The following is a summary of “Placental delayed villous maturation is associated with fetal congenital heart disease,” published in the FEBRUARY 2023 issue of Obstetrics and Gynecology by O’Hare, et al.
The placenta is a vital organ for fetal development and health, but in pregnancies with congenital heart disease, there are often abnormalities in the development and function of the placenta. However, previous research needed standardized diagnostic criteria and control populations, which limited its generalizability and ability to identify specific placental abnormalities associated with congenital heart disease.
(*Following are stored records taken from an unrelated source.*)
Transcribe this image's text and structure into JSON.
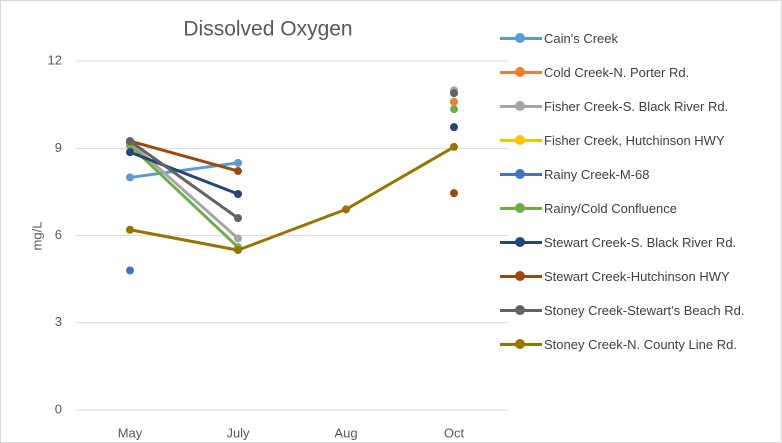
{
  "chart_data": {
    "type": "line",
    "title": "Dissolved Oxygen",
    "y_label": "mg/L",
    "categories": [
      "May",
      "July",
      "Aug",
      "Oct"
    ],
    "ylim": [
      0,
      14
    ],
    "yticks": [
      0,
      3,
      6,
      9,
      12
    ],
    "grid": true,
    "legend": "right",
    "series": [
      {
        "name": "Cain's Creek",
        "color": "#5b9bd5",
        "values": [
          8.0,
          8.5,
          null,
          null
        ]
      },
      {
        "name": "Cold Creek-N. Porter Rd.",
        "color": "#ed7d31",
        "values": [
          null,
          null,
          null,
          10.6
        ]
      },
      {
        "name": "Fisher Creek-S. Black River Rd.",
        "color": "#a5a5a5",
        "values": [
          9.2,
          5.9,
          null,
          11.0
        ]
      },
      {
        "name": "Fisher Creek, Hutchinson HWY",
        "color": "#ffc000",
        "values": [
          9.1,
          null,
          null,
          null
        ]
      },
      {
        "name": "Rainy Creek-M-68",
        "color": "#4472c4",
        "values": [
          4.8,
          null,
          null,
          null
        ]
      },
      {
        "name": "Rainy/Cold Confluence",
        "color": "#70ad47",
        "values": [
          9.1,
          5.6,
          null,
          10.35
        ]
      },
      {
        "name": "Stewart Creek-S. Black River Rd.",
        "color": "#264478",
        "values": [
          8.87,
          7.43,
          null,
          9.73
        ]
      },
      {
        "name": "Stewart Creek-Hutchinson HWY",
        "color": "#9e480e",
        "values": [
          9.25,
          8.22,
          null,
          7.46
        ]
      },
      {
        "name": "Stoney Creek-Stewart's Beach Rd.",
        "color": "#636363",
        "values": [
          9.25,
          6.6,
          null,
          10.9
        ]
      },
      {
        "name": "Stoney Creek-N. County Line Rd.",
        "color": "#997300",
        "values": [
          6.2,
          5.5,
          6.9,
          9.05
        ]
      }
    ]
  }
}
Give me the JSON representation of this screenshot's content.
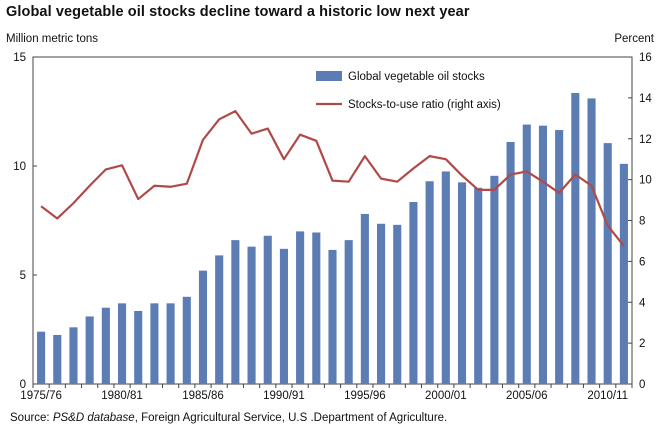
{
  "chart_data": {
    "type": "bar+line",
    "title": "Global vegetable oil stocks decline toward a historic low next year",
    "y_left_label": "Million metric tons",
    "y_right_label": "Percent",
    "y_left_range": [
      0,
      15
    ],
    "y_left_ticks": [
      "0",
      "5",
      "10",
      "15"
    ],
    "y_right_range": [
      0,
      16
    ],
    "y_right_ticks": [
      "0",
      "2",
      "4",
      "6",
      "8",
      "10",
      "12",
      "14",
      "16"
    ],
    "x_tick_labels": [
      "1975/76",
      "1980/81",
      "1985/86",
      "1990/91",
      "1995/96",
      "2000/01",
      "2005/06",
      "2010/11"
    ],
    "x_tick_indices": [
      0,
      5,
      10,
      15,
      20,
      25,
      30,
      35
    ],
    "grid": false,
    "legend_position": "top-right",
    "series": [
      {
        "name": "Global vegetable oil stocks",
        "kind": "bar",
        "axis": "left",
        "color": "#5b7db4",
        "values": [
          2.4,
          2.25,
          2.6,
          3.1,
          3.5,
          3.7,
          3.35,
          3.7,
          3.7,
          4.0,
          5.2,
          5.9,
          6.6,
          6.3,
          6.8,
          6.2,
          7.0,
          6.95,
          6.15,
          6.6,
          7.8,
          7.35,
          7.3,
          8.35,
          9.3,
          9.75,
          9.25,
          9.0,
          9.55,
          11.1,
          11.9,
          11.85,
          11.65,
          13.35,
          13.1,
          11.05,
          10.1
        ]
      },
      {
        "name": "Stocks-to-use ratio (right axis)",
        "kind": "line",
        "axis": "right",
        "color": "#b04a49",
        "values": [
          8.7,
          8.1,
          8.85,
          9.7,
          10.5,
          10.7,
          9.05,
          9.7,
          9.65,
          9.8,
          11.95,
          12.95,
          13.35,
          12.25,
          12.5,
          11.0,
          12.2,
          11.9,
          9.95,
          9.9,
          11.15,
          10.05,
          9.9,
          10.55,
          11.15,
          11.0,
          10.2,
          9.5,
          9.5,
          10.25,
          10.4,
          9.9,
          9.35,
          10.25,
          9.7,
          7.75,
          6.75
        ]
      }
    ]
  },
  "source": {
    "prefix": "Source:",
    "database": "PS&D database",
    "rest": ", Foreign Agricultural Service, U.S .Department of Agriculture."
  }
}
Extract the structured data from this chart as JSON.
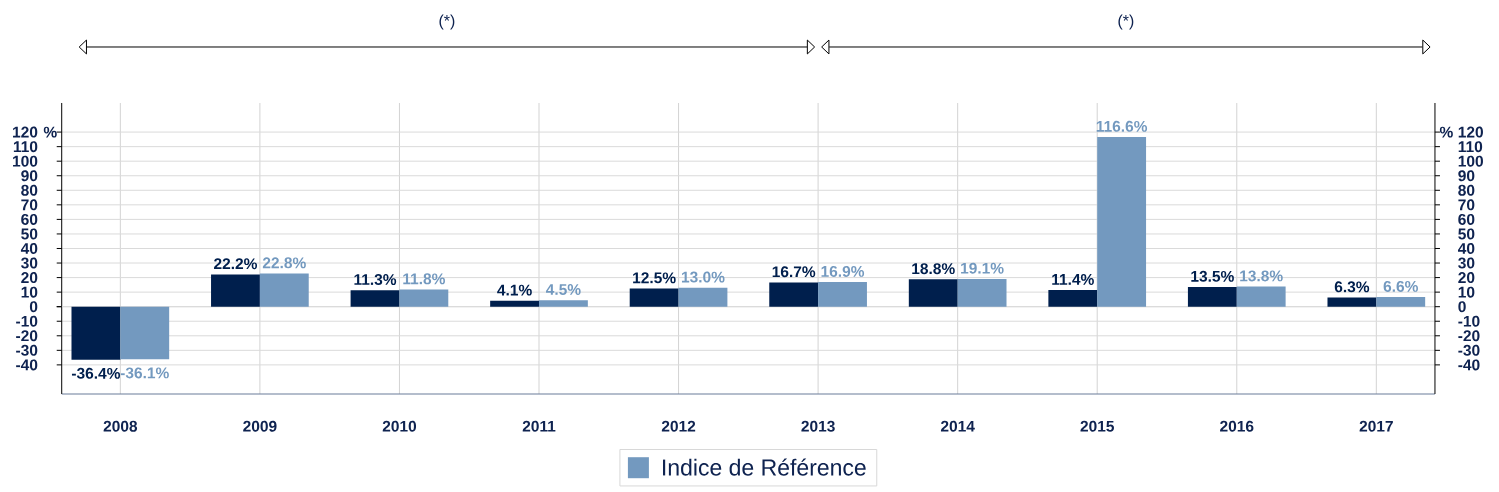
{
  "chart_data": {
    "type": "bar",
    "categories": [
      "2008",
      "2009",
      "2010",
      "2011",
      "2012",
      "2013",
      "2014",
      "2015",
      "2016",
      "2017"
    ],
    "series": [
      {
        "color": "#001f4d",
        "values": [
          -36.4,
          22.2,
          11.3,
          4.1,
          12.5,
          16.7,
          18.8,
          11.4,
          13.5,
          6.3
        ],
        "value_labels": [
          "-36.4%",
          "22.2%",
          "11.3%",
          "4.1%",
          "12.5%",
          "16.7%",
          "18.8%",
          "11.4%",
          "13.5%",
          "6.3%"
        ]
      },
      {
        "name": "Indice de Référence",
        "color": "#7399bf",
        "values": [
          -36.1,
          22.8,
          11.8,
          4.5,
          13.0,
          16.9,
          19.1,
          116.6,
          13.8,
          6.6
        ],
        "value_labels": [
          "-36.1%",
          "22.8%",
          "11.8%",
          "4.5%",
          "13.0%",
          "16.9%",
          "19.1%",
          "116.6%",
          "13.8%",
          "6.6%"
        ]
      }
    ],
    "ylabel": "%",
    "y2label": "%",
    "ylim": [
      -60,
      140
    ],
    "yticks": [
      -40,
      -30,
      -20,
      -10,
      0,
      10,
      20,
      30,
      40,
      50,
      60,
      70,
      80,
      90,
      100,
      110,
      120
    ],
    "y2lim": [
      -60,
      140
    ],
    "y2ticks": [
      -40,
      -30,
      -20,
      -10,
      0,
      10,
      20,
      30,
      40,
      50,
      60,
      70,
      80,
      90,
      100,
      110,
      120
    ],
    "grid": true,
    "legend": "bottom",
    "annotations": [
      "(*)",
      "(*)"
    ]
  }
}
For a study, researchers aimed to address these limitations by using the Amsterdam criteria to compare placental abnormalities in pregnancies with fetal congenital heart disease to those without and to investigate any differences in placental abnormalities based on cardiac physiology.
From January 2013 to June 2019, a retrospective cohort study was carried out at a single center. The study included infants diagnosed prenatally with moderate-severe congenital heart disease delivered at ≥37 weeks of gestation. A control group born at ≥37 weeks of gestation without fetal congenital heart disease or significant pregnancy complications was also included and matched with the congenital heart disease group based on maternal race and ethnicity and infant sex. The Amsterdam criteria were applied to categorize placental pathology findings into delayed villous maturation, maternal vascular malperfusion, fetal vascular malperfusion, and inflammatory lesions. The study compared the frequency of placental abnormalities between groups and used logistic regression to examine the association of clinical and sociodemographic factors with delayed villous maturation, maternal vascular malperfusion, and fetal vascular malperfusion.
About 194 pregnancies with fetal congenital heart disease and 105 controls were included, and 83% of those with congenital heart disease and 82% of those in the control group were non-Hispanic White. Pregnancies with fetal congenital heart disease showed increased rates of delayed villous maturation (6% vs. 19%; P<.001) and maternal vascular malperfusion (19% vs 34%; P=.007) but not fetal vascular malperfusion (6% vs 10%; P=.23) compared to controls. When compared to controls, infants with congenital heart disease and a 2-ventricle architecture had the highest risks of delayed villous maturation (odds ratio, 5.5; 95% CI, 2.2-15.7; P<.01).
Infants with 2-ventricle anatomy and newborns with single-ventricle physiology with pulmonic blockage had maternal vascular malperfusion that was 2.2 times greater (P=.02) and 2.9 times higher (P=.02), respectively. In the congenital heart disease group, oligohydramnios was linked to maternal vascular malperfusion, while polyhydramnios was linked to delayed villous maturation, higher maternal body mass index, bigger newborn birth head circumference, and infant breathing support in the delivery room. With regard to infant birth head circumference and infant respiratory support in the delivery room, associations of delayed villous maturation persisted in multivariable models that adjusted for cardiac diagnosis (odds ratio, 1.2; 95% CI, 1.0-1.5; P=.02; and odds ratio, 3.0; 1.3-6.5; P=.007).
Maternal variables may be related to placental maldevelopment in pregnancies with fetal congenital heart disease since they showed greater rates of delayed villous maturation and maternal vascular malperfusion than controls. However, further research was required to ascertain how these anomalies related to the outcomes of postnatal infants.